Ждала Вероника долго. Свечи в серебряном канделябре уже не доходили и до одной третьей от своего первоначального размера, когда настенные часы пробили полночь. Жутковатая деревянная фигурка кукушки медленно вылезла из окошка над циферблатом, огласила замерший в тревожном молчании кабинет монотонным кукованием и так же медленно скрылась за деревянными ставнями. Этот громкий звук словно на мгновение привел девушку в чувство, однако мгновение быстро кончилось, и кабинет, вместе со всем поместьем, снова погрузился в густую давящую тишину. Только тогда Вероника осознала, насколько неестественна была эта ночная тишь – как она могла заглушать звуки улицы и громкий ход часов?

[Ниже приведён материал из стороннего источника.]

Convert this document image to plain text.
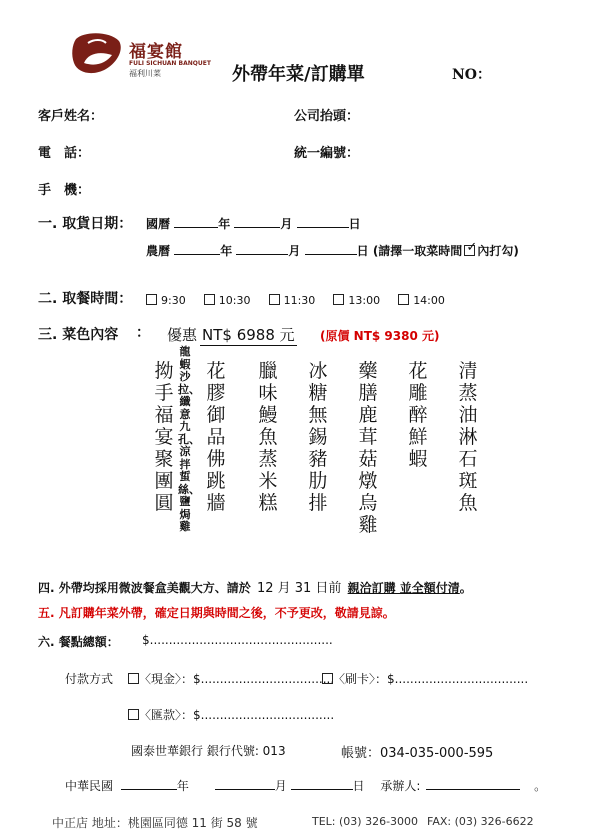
福宴館
FULI SICHUAN BANQUET
福利川菜	外帶年菜/訂購單	NO：
客戶姓名：	公司抬頭：
電　話：	統一編號：
手　機：
一. 取貨日期： 國曆	年	月	日
農曆	年	月	日 (請擇一取菜時間 ✓ 內打勾)
二. 取餐時間：	9:30	10:30	11:30	13:00	14:00
三. 菜色內容 ： 優惠 NT$ 6988 元 (原價 NT$ 9380 元)
清蒸油淋石斑魚
花雕醉鮮蝦
藥膳鹿茸菇燉烏雞
冰糖無錫豬肋排
臘味鰻魚蒸米糕
花膠御品佛跳牆
龍蝦沙拉、纖意九孔、涼拌蜇絲、鹽焗雞
拗手福宴聚團圓
四. 外帶均採用微波餐盒美觀大方、請於 12 月 31 日前 親洽訂購 並全額付清。
五. 凡訂購年菜外帶，確定日期與時間之後，不予更改，敬請見諒。
六. 餐點總額： $................................................
付款方式	〈現金〉：$...................................
〈刷卡〉：$...................................
〈匯款〉：$...................................
國泰世華銀行 銀行代號: 013	帳號：034-035-000-595
中華民國	年	月	日 承辦人:	。
中正店 地址：桃園區同德 11 街 58 號	TEL: (03) 326-3000 FAX: (03) 326-6622
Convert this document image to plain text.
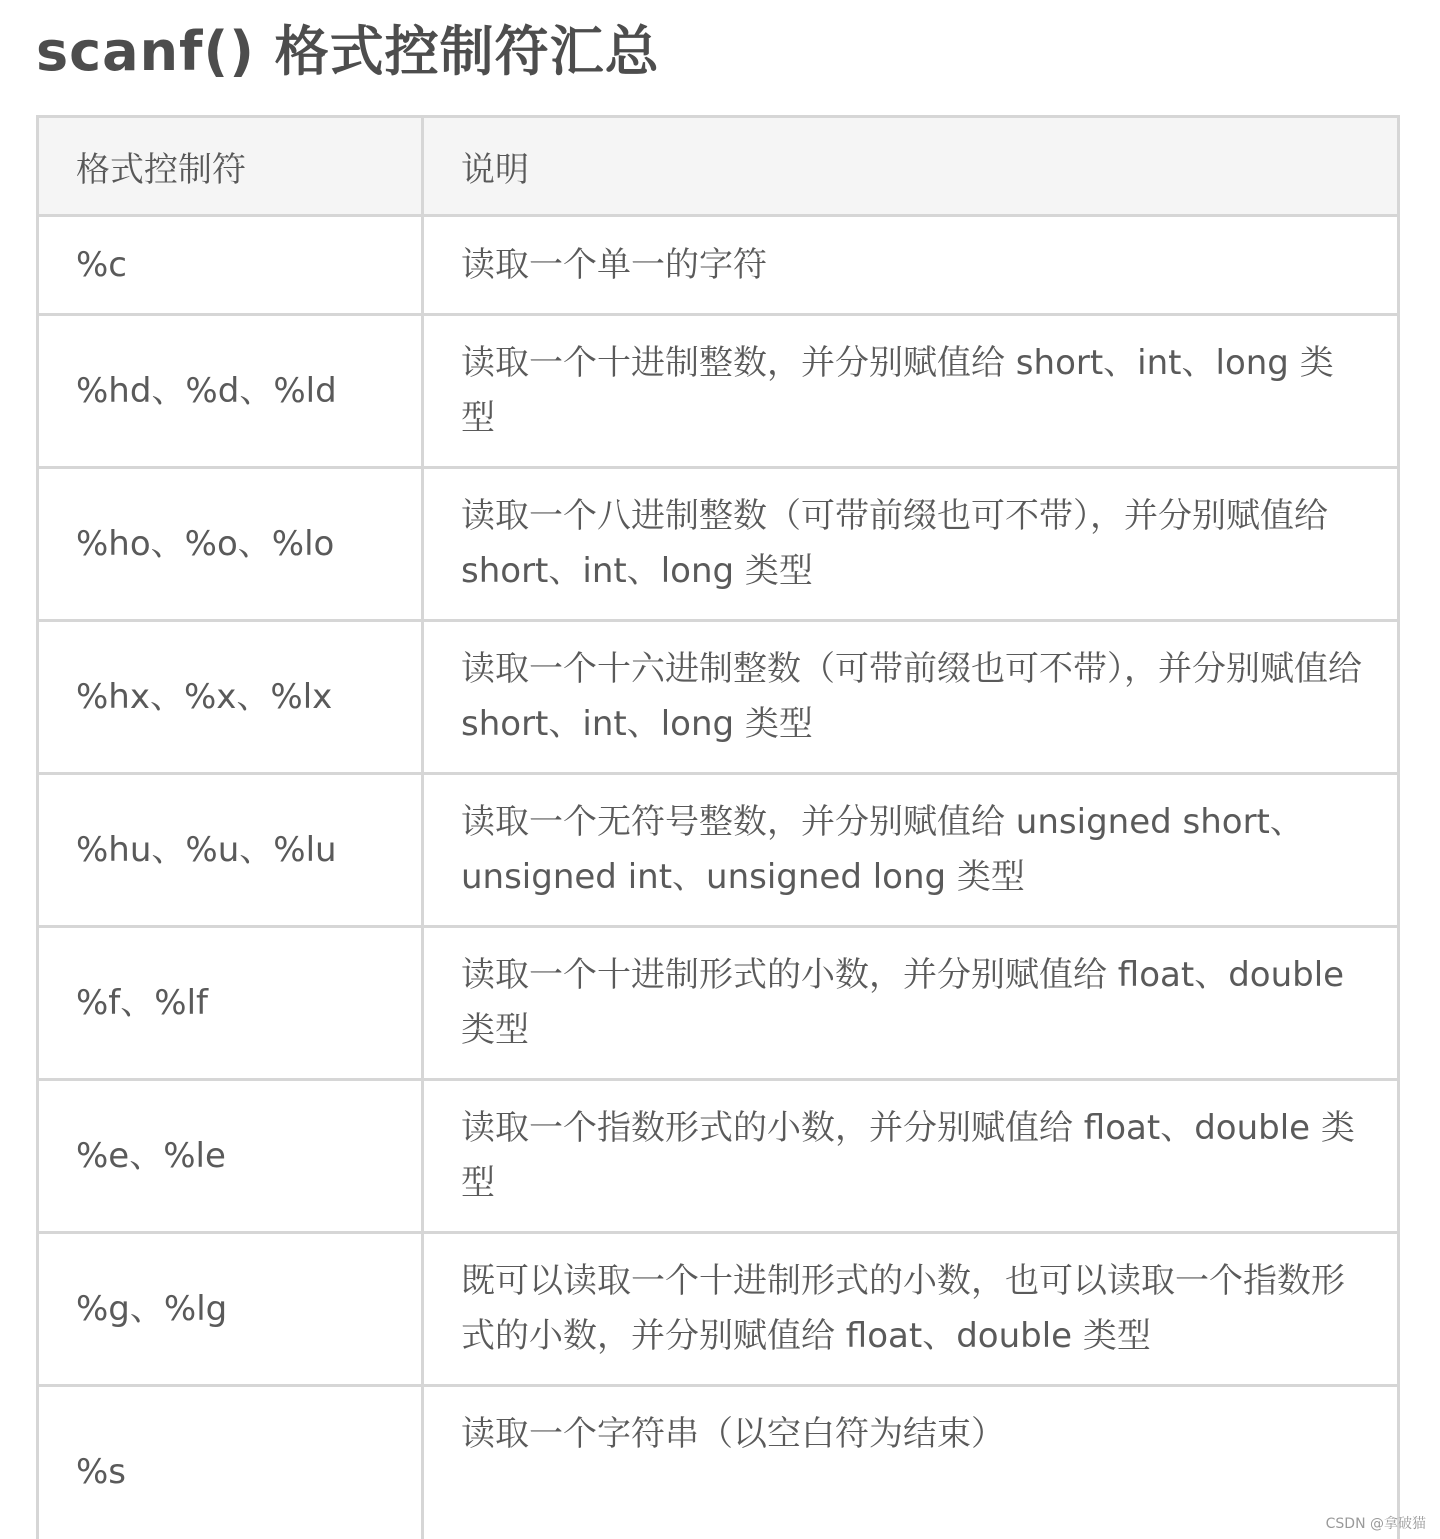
scanf() 格式控制符汇总
格式控制符	说明
%c	读取一个单一的字符
%hd、%d、%ld	读取一个十进制整数，并分别赋值给 short、int、long 类型
%ho、%o、%lo	读取一个八进制整数（可带前缀也可不带），并分别赋值给 short、int、long 类型
%hx、%x、%lx	读取一个十六进制整数（可带前缀也可不带），并分别赋值给 short、int、long 类型
%hu、%u、%lu	读取一个无符号整数，并分别赋值给 unsigned short、unsigned int、unsigned long 类型
%f、%lf	读取一个十进制形式的小数，并分别赋值给 float、double 类型
%e、%le	读取一个指数形式的小数，并分别赋值给 float、double 类型
%g、%lg	既可以读取一个十进制形式的小数，也可以读取一个指数形式的小数，并分别赋值给 float、double 类型
%s	读取一个字符串（以空白符为结束）
CSDN @拿破猫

Пугающая до мурашек мысль проникла в ее сознание: «Как глупо, страшно глупо! Заметить только сейчас!». Владей она магией эльфов, все стало бы ясно гораздо раньше.
Тут же, стараясь издавать как можно меньше шума, она открыла потайной ящик отцовского стола. Документ, лежавший перед ней, был взят именно оттуда. Но что же делать? Замок уже несколько часов назад был безвозвратно сломан ею же. Нервы девушки натянулись, словно струны на новом инструменте: она не планировала перепрятывать найденное, однако страшная догадка, уже вполне уютно обосновавшаяся в ее голове, кричала о том, что надо торопиться. Вероника отложила бумаги и, метнув взгляд в сторону окна, заставила себя успокоиться – в парке не было видно ни единой души.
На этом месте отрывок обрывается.